L’OSTERIA DI ORIANO
Nel ricordo di Paolo Bassani
Paolo Bassani, colboratore di Lèucade |
“Nell’ombra della sera/ spio la via deserta/ nella ricerca
vana;/ soltanto i muri rugosi/ delle vecchie case infila/ serbano qualche
segno…” Così scrivevo anni fa al mio ritorno - dopo tanti anni - alla Chiappa.
E oggi che ho occasione di ripassare, mi accorgo che anche parecchi di quei
segni sono scomparsi. Ho guardato attentamente i volti incontrati lungo l via,
ma non ho riconosciuto nessuno. Mi sono fermato “sul ponte” vicino alla porta
di quella che un tempo fu l’osteria di Oriano. Ma mi pare alquanto riduttivo
chiamarla così. Era qualcosa di più
d’un’osteria con cucina: era quello che oggi si chiamerebbe “centro sociale”:
non soltanto mazzi di carte, biliardo, ma saletta televisiva e grande loggia ombreggiata
da un fitto pergolato, luogo in cui noi ragazzi ci ritrovavamo a vedere meravigliati
i primi calcio-balilla o i flippers, ma ad ascoltare anche dal vivo un ante litteram “Processo del lunedì”; anche se
allora, invero, le più accese discussioni avevano per tema il “Giro”, con Bartali
e Coppi indiscussi protagonisti.

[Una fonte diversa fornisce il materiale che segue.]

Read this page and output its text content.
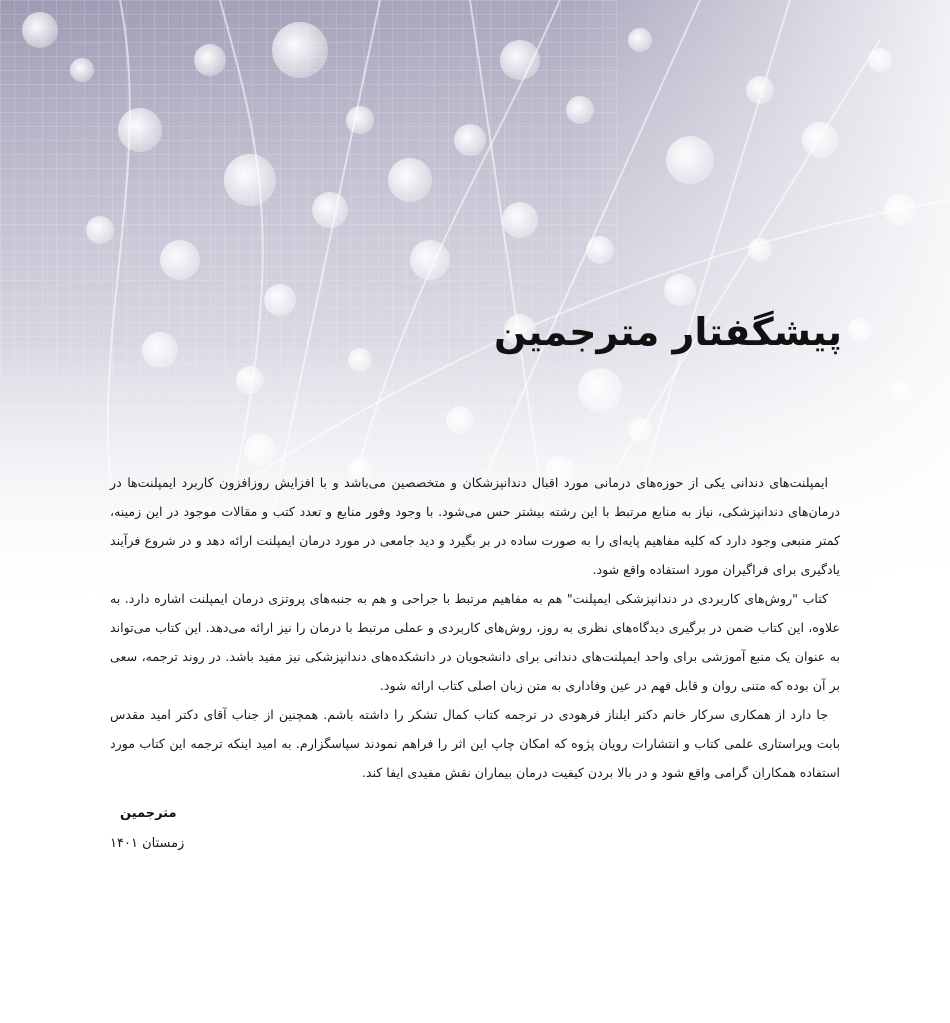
پیشگفتار مترجمین

ایمپلنت‌های دندانی یکی از حوزه‌های درمانی مورد اقبال دندانپزشکان و متخصصین می‌باشد و با افزایش روزافزون کاربرد ایمپلنت‌ها در درمان‌های دندانپزشکی، نیاز به منابع مرتبط با این رشته بیشتر حس می‌شود. با وجود وفور منابع و تعدد کتب و مقالات موجود در این زمینه، کمتر منبعی وجود دارد که کلیه مفاهیم پایه‌ای را به صورت ساده در بر بگیرد و دید جامعی در مورد درمان ایمپلنت ارائه دهد و در شروع فرآیند یادگیری برای فراگیران مورد استفاده واقع شود.

کتاب "روش‌های کاربردی در دندانپزشکی ایمپلنت" هم به مفاهیم مرتبط با جراحی و هم به جنبه‌های پروتزی درمان ایمپلنت اشاره دارد. به علاوه، این کتاب ضمن در برگیری دیدگاه‌های نظری به روز، روش‌های کاربردی و عملی مرتبط با درمان را نیز ارائه می‌دهد. این کتاب می‌تواند به عنوان یک منبع آموزشی برای واحد ایمپلنت‌های دندانی برای دانشجویان در دانشکده‌های دندانپزشکی نیز مفید باشد. در روند ترجمه، سعی بر آن بوده که متنی روان و قابل فهم در عین وفاداری به متن زبان اصلی کتاب ارائه شود.

جا دارد از همکاری سرکار خانم دکتر ایلناز فرهودی در ترجمه کتاب کمال تشکر را داشته باشم. همچنین از جناب آقای دکتر امید مقدس بابت ویراستاری علمی کتاب و انتشارات رویان پژوه که امکان چاپ این اثر را فراهم نمودند سپاسگزارم. به امید اینکه ترجمه این کتاب مورد استفاده همکاران گرامی واقع شود و در بالا بردن کیفیت درمان بیماران نقش مفیدی ایفا کند.

مترجمین
زمستان ۱۴۰۱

Per i più piccoli - con l’avvento della televisione
- lo spettacolo pomeridiano era diventato quasi un appuntamento obbligato e
già, prima che cominciassero i programmi, la saletta televisiva era completamente
occupata dai giovanissimi telespettatori. Oriano assumeva, suo malgrado, la
figura della “maschera” e dell’operatore che - non di rado - doveva intervenire
per mettere a punto video ed audio, in quel grosso televisore sistemato su un
alto carrello come un lampadario. Mi ricordo la sua pazienza nel girare e
rigirare le manopole, per fermare l’immagine o per ritrovare la voce. Ma il
momento più importante era quello serale. Con l’avvento di “Lascia o raddoppia?”
e di altri fortunati programmi televisivi come “Il Musichiere” o “Campanile
sera”. La vecchia osteria con cucina dei fratelli Danovaro diventava -grazie
anche alla spaziosa loggia - un ambito scenario di incontro, quasi un
invidiabile cinema-giardino ove si ritrovava quasi tutta la gente della zona.
Allora il televisore era un sogno ancora troppo lontano per tante famiglie. Ma,
fortunatamente, c’era Oriano. Determinati giorni della settimana erano attesi
come una festa e, già alcune ore prima della trasmissione, c’era la corsa ad
occupare il posto, così come si prenota una poltrona per un importante
spettacolo teatrale. La televisione nascente coinvolgeva in modo straordinario
lo spettatore; quella televisione che avrebbe fatto cambiare nel tempo
abitudini e comportamenti (non sempre positivi). Ma allora, stranamente, era
proprio la televisione che favoriva il rapporto sociale. Ritrovarsi a guardare
e commentare insieme le magiche immagini del piccolo schermo era come scoprire
il piacere di stare insieme.
Oggi mi sono
fermato ancora davanti alla porta chiusa dell’osteria di Oriano. Ho ricercato
con nostalgia le voci d’un tempo. Per un attimo ho creduto di vedere sulla
soglia la grossa stecca di ghiaccio e di udire il tintinnante agitarsi della
tenda fatta con i tappi di birra.
Questa rappresentazione/rievocazione che ci fa Bassani, e che ci riporta ai secondi anni Cinquanta e a quelli immediatamente successivi, dice una condizione più o meno comune a tanti piccoli agglomerati umani (paesini, villaggi, ecc.) dove un piccolo bar o un'osteria o una sala parrocchiale fungevano, allora, da catalizzatori sociali; dove un televisore -fiore all'occhiello del locale che lo ospitava- era ancora visto come una specie di scatola magica da un'umanità varia, piccola, semplice, laboriosa, sicuramente più aperta allo scambio affettivo, e forse anche alla conoscenza e all’apprendimento, di quella di oggi; e in attesa dello svago serale, che fosse "Campanile sera", "Lascia o raddoppia", "Il musichiere", "Non è mai troppo tardi" oppure il neonato Festival di Sanremo.
RispondiEliminaUn tuffo nel passato, a patto che chi legge abbia l’età “giusta”. Ne è sollecitata la memoria ( e Paolo Bassani se ne fa buon testimone), con un pizzico di immancabile rimpianto per una realtà umana deterioratasi nel corso del tempo.